The Economist, en su Democracy Index 2023, califica al Perú como un “régimen híbrido” y no como un “régimen autoritario”. Esto no es de orgullo, pero es importante distinguirlo. El índice lo ubica en el puesto 77 de 164 países. Esta categoría se mantiene desde el golpe de Estado de Pedro Castillo, en el 2022, pues antes era considerada una “democracia imperfecta”.
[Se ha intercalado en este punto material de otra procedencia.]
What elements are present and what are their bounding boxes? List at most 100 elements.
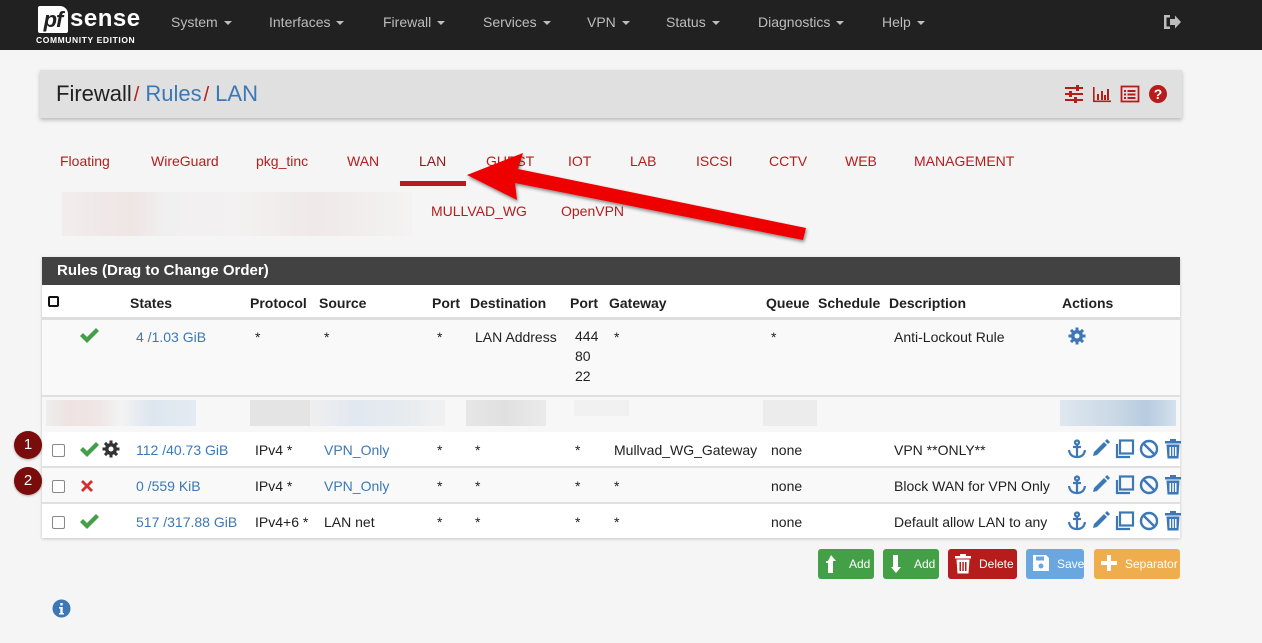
col-destination: Destination [470,295,547,311]
svg-text:?: ? [1154,86,1163,102]
sliders-icon[interactable] [1064,84,1084,104]
tab-web[interactable]: WEB [845,153,877,169]
rules-table-header: States Protocol Source Port Destination … [42,285,1180,320]
tab-mullvad-wg[interactable]: MULLVAD_WG [431,203,527,219]
protocol: IPv4 * [255,442,293,458]
floppy-disk-icon [1032,554,1050,574]
dest-port: * [575,478,581,494]
col-dest-port: Port [570,295,598,311]
anchor-icon[interactable] [1066,475,1088,495]
tab-guest[interactable]: GUEST [486,153,534,169]
rules-panel: Rules (Drag to Change Order) States Prot… [42,257,1181,538]
trash-icon[interactable] [1162,511,1184,531]
copy-icon[interactable] [1114,511,1136,531]
table-row[interactable]: 517 /317.88 GiB IPv4+6 * LAN net * * * *… [42,504,1181,538]
source: * [324,329,330,345]
destination: * [475,478,481,494]
gateway: Mullvad_WG_Gateway [614,442,758,458]
source-alias-link[interactable]: VPN_Only [324,478,389,494]
row-checkbox[interactable] [52,480,65,493]
disable-icon[interactable] [1138,511,1160,531]
copy-icon[interactable] [1114,475,1136,495]
col-protocol: Protocol [250,295,307,311]
pencil-icon[interactable] [1090,511,1112,531]
bar-chart-icon[interactable] [1092,84,1112,104]
anchor-icon[interactable] [1066,511,1088,531]
nav-firewall[interactable]: Firewall [383,0,446,50]
tab-wan[interactable]: WAN [347,153,379,169]
nav-system[interactable]: System [171,0,232,50]
nav-status[interactable]: Status [666,0,720,50]
nav-interfaces[interactable]: Interfaces [269,0,345,50]
nav-services[interactable]: Services [483,0,551,50]
help-icon[interactable]: ? [1148,84,1168,104]
col-queue: Queue [766,295,810,311]
disable-icon[interactable] [1138,475,1160,495]
states-link[interactable]: 112 /40.73 GiB [136,442,228,458]
pencil-icon[interactable] [1090,475,1112,495]
tab-floating[interactable]: Floating [60,153,110,169]
arrow-down-icon [889,554,907,574]
save-button[interactable]: Save [1026,549,1084,579]
gear-icon[interactable] [1068,327,1086,350]
block-x-icon [80,479,94,498]
anchor-icon[interactable] [1066,439,1088,459]
tab-pkg-tinc[interactable]: pkg_tinc [256,153,308,169]
tab-management[interactable]: MANAGEMENT [914,153,1014,169]
logo-text: sense [70,5,141,32]
list-icon[interactable] [1120,84,1140,104]
caret-down-icon [437,21,446,26]
nav-diagnostics[interactable]: Diagnostics [758,0,845,50]
pfsense-logo[interactable]: pf sense COMMUNITY EDITION [36,4,144,46]
nav-vpn[interactable]: VPN [587,0,630,50]
button-label: Add [914,557,936,571]
states-link[interactable]: 4 /1.03 GiB [136,329,206,345]
breadcrumb: Firewall / Rules / LAN [56,70,258,119]
table-row[interactable]: 0 /559 KiB IPv4 * VPN_Only * * * * none … [42,468,1181,504]
tab-wireguard[interactable]: WireGuard [151,153,219,169]
breadcrumb-lan[interactable]: LAN [215,81,258,106]
breadcrumb-separator: / [203,84,210,106]
row-checkbox[interactable] [52,516,65,529]
table-row[interactable]: 112 /40.73 GiB IPv4 * VPN_Only * * * Mul… [42,432,1181,468]
tab-openvpn[interactable]: OpenVPN [561,203,624,219]
breadcrumb-rules[interactable]: Rules [145,81,201,106]
info-icon[interactable] [52,599,71,618]
disable-icon[interactable] [1138,439,1160,459]
trash-icon[interactable] [1162,475,1184,495]
nav-help[interactable]: Help [882,0,925,50]
rules-heading: Rules (Drag to Change Order) [42,257,1180,285]
row-actions [1066,475,1184,495]
nav-label: System [171,14,218,30]
redacted-tabs [62,192,412,236]
col-description: Description [889,295,967,311]
protocol: IPv4 * [255,478,293,494]
gateway: * [614,329,620,345]
trash-icon[interactable] [1162,439,1184,459]
tab-iot[interactable]: IOT [568,153,591,169]
advanced-gear-icon [102,440,120,463]
copy-icon[interactable] [1114,439,1136,459]
row-checkbox[interactable] [52,444,65,457]
sign-out-icon[interactable] [1162,13,1182,31]
separator-button[interactable]: Separator [1094,549,1180,579]
states-link[interactable]: 517 /317.88 GiB [136,514,237,530]
description: VPN **ONLY** [894,442,986,458]
source-alias-link[interactable]: VPN_Only [324,442,389,458]
add-top-button[interactable]: Add [818,549,874,579]
tab-lan[interactable]: LAN [419,153,446,169]
states-link[interactable]: 0 /559 KiB [136,478,201,494]
pencil-icon[interactable] [1090,439,1112,459]
add-bottom-button[interactable]: Add [883,549,939,579]
button-label: Separator [1125,557,1178,571]
row-actions [1066,439,1184,459]
description: Block WAN for VPN Only [894,478,1050,494]
caret-down-icon [336,21,345,26]
col-states: States [130,295,173,311]
tab-cctv[interactable]: CCTV [769,153,807,169]
col-source: Source [319,295,367,311]
select-all-checkbox[interactable] [48,296,59,307]
tab-iscsi[interactable]: ISCSI [696,153,733,169]
delete-button[interactable]: Delete [948,549,1017,579]
tab-lab[interactable]: LAB [630,153,656,169]
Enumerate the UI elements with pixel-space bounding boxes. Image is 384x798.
Los países que sí son calificados como autoritarios en la región latinoamericana y el Caribe son Cuba, Haití, Nicaragua y Venezuela. En este último, según el último comunicado de la Relatoría Especial para la Libertad de Expresión (RELE) de la Comisión Interamericana de Derechos Humanos (CIDH) del 23 de agosto, “desde las elecciones del 28 de julio hasta el 19 de agosto, se han registrado alrededor de 1,505 detenciones, incluyendo a activistas, defensores de derechos humanos, líderes opositores, testigos electorales y periodistas”.
Para la agenda de la izquierda extrema, estas distinciones no importan. Esta semana, la excongresista Indira Huilca en una entrevista con Jaime Chincha, y ante la pregunta del periodista de si Venezuela es una dictadura, respondió: “Yo creo que es igual que este país, un régimen dictatorial en el que un sector quiere controlar las instituciones. Yo creo que estamos en un proceso de descomposición de la democracia hace mucho tiempo aquí”.
No se puede tomar esta afirmación como seria. En Perú, con las negociaciones que puede haber entre el Ejecutivo y el Congreso, aún hay independencia de poderes, mientras que en Venezuela todo se encuentra concentrado. No se trata ya de un sector que intenta controlar las instituciones, sino que ya lo hace. Como bien dice Jaime Bayly, el Tribunal Supremo de Justicia (TSJ), institución que recientemente ha ratificado el triunfo de Maduro, es un burdel regentado por este mismo. Y así pasa con todo el poder público en Venezuela.
Equiparar una dictadura con una democracia frágil o híbrida busca dos fines: relativizar la dictadura de Venezuela, porque si todo es dictadura, nada lo es; y confundir a la opinión pública para atacar y desestabilizar al Gobierno actual y a las instituciones democráticas. ¡Cuidado!